On Wed, May 13, 2015 at 12:37:04PM -0500, Aravind Gopalakrishnan wrote:
> Code to read mcgstatus was introduced with patch 44612a3ac.
> However, that seems to have been accidentally removed in a3a529d10.
> Adding that back here.
>
> Signed-off-by: Aravind Gopalakrishnan <[email protected]>
> ---
> arch/x86/kernel/cpu/mcheck/mce_amd.c | 1 +
> 1 file changed, 1 insertion(+)
>
> diff --git a/arch/x86/kernel/cpu/mcheck/mce_amd.c b/arch/x86/kernel/cpu/mcheck/mce_amd.c
> index e99b150..7edfa4c 100644
> --- a/arch/x86/kernel/cpu/mcheck/mce_amd.c
> +++ b/arch/x86/kernel/cpu/mcheck/mce_amd.c
> @@ -319,6 +319,7 @@ static void __log_error(unsigned int bank, bool threshold_err, u64 misc)
> return;
>
> mce_setup(&m);
> + rdmsrl(MSR_IA32_MCG_STATUS, m.mcgstatus);

Any meaningful bits in that MSR we wanna know when getting a
thresholding or deferred error?
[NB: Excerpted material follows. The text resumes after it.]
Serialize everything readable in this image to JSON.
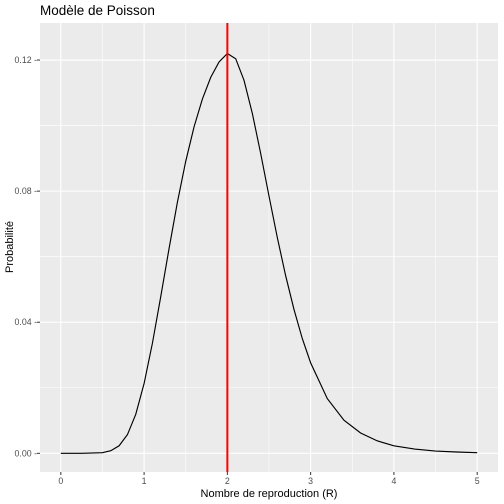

Are they even defined?

If yes, RIPV should always be 1b, EIPV too, MCIP can't be set.

-ENOMOREUSEFULBITS.

--
Regards/Gruss,
Boris.

ECO tip #101: Trim your mails when you reply.
--

2015-05-14 14:56:22

by Aravind Gopalakrishnan

[permalink] [raw]
Subject: Re: [PATCH] x86, mce, amd: Read mcgstatus before we log the error

On 5/14/2015 4:50 AM, Borislav Petkov wrote:
> On Wed, May 13, 2015 at 12:37:04PM -0500, Aravind Gopalakrishnan wrote:
>>
>> mce_setup(&m);
>> + rdmsrl(MSR_IA32_MCG_STATUS, m.mcgstatus);
> Any meaningful bits in that MSR we wanna know when getting a
> thresholding or deferred error? Are they even defined?

Ah. Good point. RIPV is not defined for Deferred errors.
For thresholding, we'll hit the interrupt handler only if we hit the
threshold and
it is not UC error (for which RIPV is not defined). Else, the counter
would be incremented,
but it would cause a #MC anyway.

> If yes, RIPV should always be 1b, EIPV too, MCIP can't be set.
>
> -ENOMOREUSEFULBITS.
>

Thanks,
-Aravind.